Within 10 years or so, we'll have HUGE cheap sensors (say $2000) <snip>
Edmund
I wish it were true, but I doubt it. In digital electronics, expensive becomes cheap only when two factors converge: Moore's Law AND a mass marketplace. If demand develops for massive sensors in some other, large volume selling sector, then there is a chance that we MFD photographers will benefit from piggybacking on that development. What that sector would be, who knows? Medicine, military, TV & cinema production, scientific imaging...probably none of these is really large enough to be sufficiently "mass market" on its own, even if they would want huge sensors. And the other problem is that Moore's Law doesn't really work the way we would want it: it's primarily not about making physically larger devices, but rather about making devices which are smaller, cheaper, more potent per unit area or volume (or a mix of these properties). The trend for giant LCD/LED TVs is one of the few examples which runs counter to this.
An area which I am involved in, astronomical CCD imaging, is a good comparison and analogy for MFD. High-end, well-off amateurs started using very tiny cooled CCDs around 1990. They had maybe 128x128 pixels (don't laugh!), were 2x2 mm or so in area, and were ferociously expensive. In the 20 years since, astro sensors have got bigger and better thanks to Moore, but the real step-changes in price-performance occured whenever the astro-cam manufacturers got a new sensor from Kodak or Sony
which was already being produced in huge volumes for consumer cameras.
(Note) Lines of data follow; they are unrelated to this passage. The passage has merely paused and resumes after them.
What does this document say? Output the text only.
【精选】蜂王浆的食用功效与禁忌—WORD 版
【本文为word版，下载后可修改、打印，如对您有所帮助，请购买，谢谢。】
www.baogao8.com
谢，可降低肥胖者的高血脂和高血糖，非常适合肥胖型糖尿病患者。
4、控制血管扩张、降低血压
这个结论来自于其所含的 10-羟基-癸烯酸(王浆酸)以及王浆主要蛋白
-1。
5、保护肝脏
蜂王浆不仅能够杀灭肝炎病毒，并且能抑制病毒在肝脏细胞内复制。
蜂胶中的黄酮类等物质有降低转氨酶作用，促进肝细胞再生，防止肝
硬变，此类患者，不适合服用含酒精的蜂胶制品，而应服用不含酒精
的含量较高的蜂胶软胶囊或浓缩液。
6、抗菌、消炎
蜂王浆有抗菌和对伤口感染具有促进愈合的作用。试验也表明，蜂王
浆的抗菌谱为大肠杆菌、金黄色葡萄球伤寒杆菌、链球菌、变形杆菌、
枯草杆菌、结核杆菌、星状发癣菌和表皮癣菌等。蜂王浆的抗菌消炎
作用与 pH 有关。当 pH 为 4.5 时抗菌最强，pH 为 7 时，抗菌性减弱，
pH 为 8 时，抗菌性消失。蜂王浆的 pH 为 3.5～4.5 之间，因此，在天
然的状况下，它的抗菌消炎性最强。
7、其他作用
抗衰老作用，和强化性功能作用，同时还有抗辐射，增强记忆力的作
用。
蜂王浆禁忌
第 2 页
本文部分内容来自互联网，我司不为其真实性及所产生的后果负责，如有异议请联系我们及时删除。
So now, for example, you have the thermoelectrically cooled, 25mm x 18mm, full-spectrum sensitive Orion StarShoot Pro Deep Space Color CCD Camera for only $1200:
http://www.telescope.com/control/astrophot...olor-ccd-cameraWhy such great value for a niche product? Because it is built around a mass-produced Sony DSLR chip, that's why. And so it is with MFD: like astro-imaging, we need another sector/market/industry trend to be the white knight riding to our rescue, creating that mass demand for huge sensors, lowering the unit price of the core component of our special niche imaging devices. If we want to engage in crystal ball gazing, that's what our focus should be on.